Ti piace vivere a Singapore?

Il sole sorge e tramonta alla stessa ora, tutto l’anno. La luna emana una luce speciale per via della posizione in cui si trova Singapore. È estate tutto l’anno; il clima è da sogno e mi ricorda il film con Bill Murray “Ricomincio da capo”.

Esiste la possibilità che INTERPOL e le grandi aziende come Apple, Google, Facebook e Twitter si scambino informazioni sulle singole persone e sui loro dispositivi?

INTERPOL non ha bisogno dei dati degli utenti a meno che non stiamo parlando di criminali. Se è necessario, in base alle leggi locali, viene inviata una richiesta su di una determinata persona; tale richiesta è accompagnata da un ordine giudiziale. In questi casi sono sempre le forze dell’ordine locali ad aver richiesto i dati, e non INTERPOL.

Qual è il più grande ostacolo di oggi alla lotta al cybercrime?

Soprattutto i confini tra i paesi e le differenze in materia di legislazione. Internet non conosce confini, ma il mondo reale sì. Possiamo lavorare velocemente nel cyberspazio ma tutta la “immediatezza” di Internet va persa quando si tratta di richieste e autorizzazioni oltre confini.

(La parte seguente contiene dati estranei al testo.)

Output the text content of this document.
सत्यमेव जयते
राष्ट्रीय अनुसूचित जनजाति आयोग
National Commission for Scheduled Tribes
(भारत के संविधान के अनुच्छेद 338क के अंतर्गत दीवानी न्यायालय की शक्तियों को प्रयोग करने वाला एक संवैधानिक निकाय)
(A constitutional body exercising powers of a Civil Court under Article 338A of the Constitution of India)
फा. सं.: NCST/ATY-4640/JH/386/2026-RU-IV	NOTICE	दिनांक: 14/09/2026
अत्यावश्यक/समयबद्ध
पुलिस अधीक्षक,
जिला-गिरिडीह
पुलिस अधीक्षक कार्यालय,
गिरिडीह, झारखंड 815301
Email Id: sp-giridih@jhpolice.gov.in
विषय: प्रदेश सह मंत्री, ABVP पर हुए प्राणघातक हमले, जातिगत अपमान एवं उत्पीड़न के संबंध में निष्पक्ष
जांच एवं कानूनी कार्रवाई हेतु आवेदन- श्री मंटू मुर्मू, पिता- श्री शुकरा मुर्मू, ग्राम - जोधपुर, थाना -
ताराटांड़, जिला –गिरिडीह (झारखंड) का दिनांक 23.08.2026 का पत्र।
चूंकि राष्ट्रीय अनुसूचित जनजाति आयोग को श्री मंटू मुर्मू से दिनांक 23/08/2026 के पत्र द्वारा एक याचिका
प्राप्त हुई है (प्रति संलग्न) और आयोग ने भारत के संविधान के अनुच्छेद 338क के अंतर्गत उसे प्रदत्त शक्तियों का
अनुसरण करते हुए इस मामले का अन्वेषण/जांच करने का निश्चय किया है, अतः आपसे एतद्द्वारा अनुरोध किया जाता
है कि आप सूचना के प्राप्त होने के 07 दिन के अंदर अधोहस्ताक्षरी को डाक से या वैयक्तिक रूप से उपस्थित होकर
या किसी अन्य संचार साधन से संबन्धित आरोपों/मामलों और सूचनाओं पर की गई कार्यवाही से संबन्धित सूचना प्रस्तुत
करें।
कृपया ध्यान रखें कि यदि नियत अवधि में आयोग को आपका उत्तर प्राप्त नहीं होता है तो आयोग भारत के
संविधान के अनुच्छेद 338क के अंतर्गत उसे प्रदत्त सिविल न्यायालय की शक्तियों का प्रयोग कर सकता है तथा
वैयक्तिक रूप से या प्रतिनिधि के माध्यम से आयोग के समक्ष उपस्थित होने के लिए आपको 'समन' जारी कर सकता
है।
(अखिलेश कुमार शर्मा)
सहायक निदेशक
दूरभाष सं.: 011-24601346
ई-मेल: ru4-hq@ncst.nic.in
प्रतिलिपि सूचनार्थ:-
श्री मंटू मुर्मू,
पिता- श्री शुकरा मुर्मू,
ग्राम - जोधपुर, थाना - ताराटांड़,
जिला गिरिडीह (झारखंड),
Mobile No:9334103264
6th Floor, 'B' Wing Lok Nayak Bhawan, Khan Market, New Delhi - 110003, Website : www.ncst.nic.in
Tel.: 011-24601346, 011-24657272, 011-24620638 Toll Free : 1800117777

Stiamo vivendo in un clima di cyber-guerra?

Ho sempre pensato che la cyber-guerra è una guerra invisibile. Se siete d’accordo con me, allora la risposta è sì, stiamo vivendo una cyber-guerra. Se invece per voi una guerra ha sempre delle conseguenze nel mondo fisico come distruzione di massa, feriti, violenza… beh, allora fortunatamente non siamo ancora arrivati a questo punto.

Sarà possibile porre fine al cybercrimine un giorno? Ogni giorno si sente parlare di furti di denaro online e apparentemente la guerra sembra persa…

L’umanità affronterà questa sfida così come ha affrontato sfide ben peggiori e ce la farà. Per natura gli uomini si adattano a cambiamenti ben più importanti. I criminali esistono e sempre esisteranno, sia nel mondo “reale” così come in quello “virtuale” o cibernetico. Quello che possiamo fare è modificare tutto quello che ci circonda, tra cui anche il nostro stile di vita, per ridurre al minimo il livello di criminalità.

Quando eri più giovane, hai avuto esperienze relazionate con il cybercrimine? Chi vuole lavorare nel campo della sicurezza informatica deve avere questo tipo di background?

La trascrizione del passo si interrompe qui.